Sprecher
Beschreibung
In the interwar period, the book-minded Communist Party of Great Britain (CPGB), believed that political change could only happen if workers read the right books. State-performed censorship was limited in peacetime and an increasing number of left-leaning books and were published, thanks to innovators such as Victor Gollancz, Ernest Wishart or Allen Lane. However, politically and economically conservative booksellers and librarians often prevented them from reaching their intended audience.
Creating a distribution network that would make communist ideas widely available thus became a priority. This paper mainly focuses on the Communist and Workers’ Bookshops set up across Britain from the 1920s and on Collet’s Bookshops, successful “Popular front” shops run and funded by Eva Reckitt from the 1930s. More temporary bookshops and the bookmobiles that were used to reach rural readers are also mentioned.
The bookshops connected to the CPGB catered for activists and were primarily committed to their political education. However, communist booksellers also tried to reach a wider audience and to alter the perception of bookshops as austere and exclusive places. Reading rooms were opened, meetings were organised, as well as more informal social events such as dances. At times, communist bookshops became places where a specific brand of popular politics came to life.

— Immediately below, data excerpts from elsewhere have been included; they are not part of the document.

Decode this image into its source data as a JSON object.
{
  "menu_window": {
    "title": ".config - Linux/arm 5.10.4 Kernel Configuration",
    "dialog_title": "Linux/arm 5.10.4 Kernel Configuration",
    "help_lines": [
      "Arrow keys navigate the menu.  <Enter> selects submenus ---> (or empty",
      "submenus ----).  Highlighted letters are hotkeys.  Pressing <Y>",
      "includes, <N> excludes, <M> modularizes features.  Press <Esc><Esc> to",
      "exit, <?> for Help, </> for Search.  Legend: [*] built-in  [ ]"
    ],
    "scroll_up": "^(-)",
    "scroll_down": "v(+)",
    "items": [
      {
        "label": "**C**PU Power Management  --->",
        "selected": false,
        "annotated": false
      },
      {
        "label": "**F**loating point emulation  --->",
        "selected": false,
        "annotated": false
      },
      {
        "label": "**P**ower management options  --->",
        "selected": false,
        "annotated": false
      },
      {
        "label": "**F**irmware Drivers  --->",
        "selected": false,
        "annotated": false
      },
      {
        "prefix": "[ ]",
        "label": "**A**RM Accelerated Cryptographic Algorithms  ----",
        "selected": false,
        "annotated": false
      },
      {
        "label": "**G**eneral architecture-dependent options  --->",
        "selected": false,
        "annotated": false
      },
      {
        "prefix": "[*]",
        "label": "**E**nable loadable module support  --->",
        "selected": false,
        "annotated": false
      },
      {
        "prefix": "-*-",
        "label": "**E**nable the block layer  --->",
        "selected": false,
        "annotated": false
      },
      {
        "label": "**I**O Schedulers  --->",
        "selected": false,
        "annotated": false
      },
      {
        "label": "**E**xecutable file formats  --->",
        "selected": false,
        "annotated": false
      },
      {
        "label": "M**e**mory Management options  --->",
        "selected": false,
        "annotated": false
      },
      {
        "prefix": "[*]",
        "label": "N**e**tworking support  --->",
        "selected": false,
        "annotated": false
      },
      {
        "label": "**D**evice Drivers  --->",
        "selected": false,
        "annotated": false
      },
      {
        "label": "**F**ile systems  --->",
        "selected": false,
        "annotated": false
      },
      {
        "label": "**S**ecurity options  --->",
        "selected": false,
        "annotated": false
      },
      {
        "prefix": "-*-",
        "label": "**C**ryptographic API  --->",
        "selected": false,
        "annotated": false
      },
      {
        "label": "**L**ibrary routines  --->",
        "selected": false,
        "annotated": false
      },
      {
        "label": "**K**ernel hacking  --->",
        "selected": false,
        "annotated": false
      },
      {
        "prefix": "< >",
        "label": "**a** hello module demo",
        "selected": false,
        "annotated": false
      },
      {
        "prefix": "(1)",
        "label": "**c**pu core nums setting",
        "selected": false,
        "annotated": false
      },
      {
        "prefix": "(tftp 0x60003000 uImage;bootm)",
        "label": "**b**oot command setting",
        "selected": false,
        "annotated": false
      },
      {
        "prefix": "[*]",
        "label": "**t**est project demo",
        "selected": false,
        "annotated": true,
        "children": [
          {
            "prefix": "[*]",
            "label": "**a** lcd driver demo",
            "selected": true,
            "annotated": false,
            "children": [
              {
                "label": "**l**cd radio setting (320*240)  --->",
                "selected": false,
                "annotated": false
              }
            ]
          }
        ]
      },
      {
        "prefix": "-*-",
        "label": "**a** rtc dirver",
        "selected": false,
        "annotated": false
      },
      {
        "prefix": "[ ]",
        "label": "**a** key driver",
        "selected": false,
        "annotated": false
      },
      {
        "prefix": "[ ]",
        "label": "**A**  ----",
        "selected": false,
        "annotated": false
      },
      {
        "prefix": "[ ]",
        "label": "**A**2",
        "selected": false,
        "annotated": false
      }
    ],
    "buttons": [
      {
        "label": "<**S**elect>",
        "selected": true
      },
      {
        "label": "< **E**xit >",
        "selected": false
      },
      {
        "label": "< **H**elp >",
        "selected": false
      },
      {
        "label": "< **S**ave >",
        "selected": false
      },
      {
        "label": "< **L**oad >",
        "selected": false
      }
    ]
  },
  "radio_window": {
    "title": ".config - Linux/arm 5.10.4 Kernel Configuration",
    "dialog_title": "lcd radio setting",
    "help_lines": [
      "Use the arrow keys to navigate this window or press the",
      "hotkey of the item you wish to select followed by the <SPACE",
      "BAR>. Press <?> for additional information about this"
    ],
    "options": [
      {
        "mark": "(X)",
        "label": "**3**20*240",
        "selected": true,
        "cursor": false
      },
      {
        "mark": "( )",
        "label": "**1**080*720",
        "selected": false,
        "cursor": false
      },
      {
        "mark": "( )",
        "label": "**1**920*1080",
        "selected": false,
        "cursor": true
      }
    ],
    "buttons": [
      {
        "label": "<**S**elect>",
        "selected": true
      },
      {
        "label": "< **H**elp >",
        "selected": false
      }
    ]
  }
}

But they also faced multiple difficulties and remained somewhat marginal. Did communist booksellers manage to combine their political role to the practical and financial necessities of shop-keeping? How were they affected by the CPGB’s shifting political line and by the Conservative indictment of communist literature, manifested in the passing of the Incitement to Disaffection Act? What were the gender and class dynamics in these bookshops?
This paper draws on a range of primary sources, including the Communist Party Archive, the British Library’s “Book Trade Lives” series, publishers’ archives, contemporary trade papers and MI5 Files at the National Archives.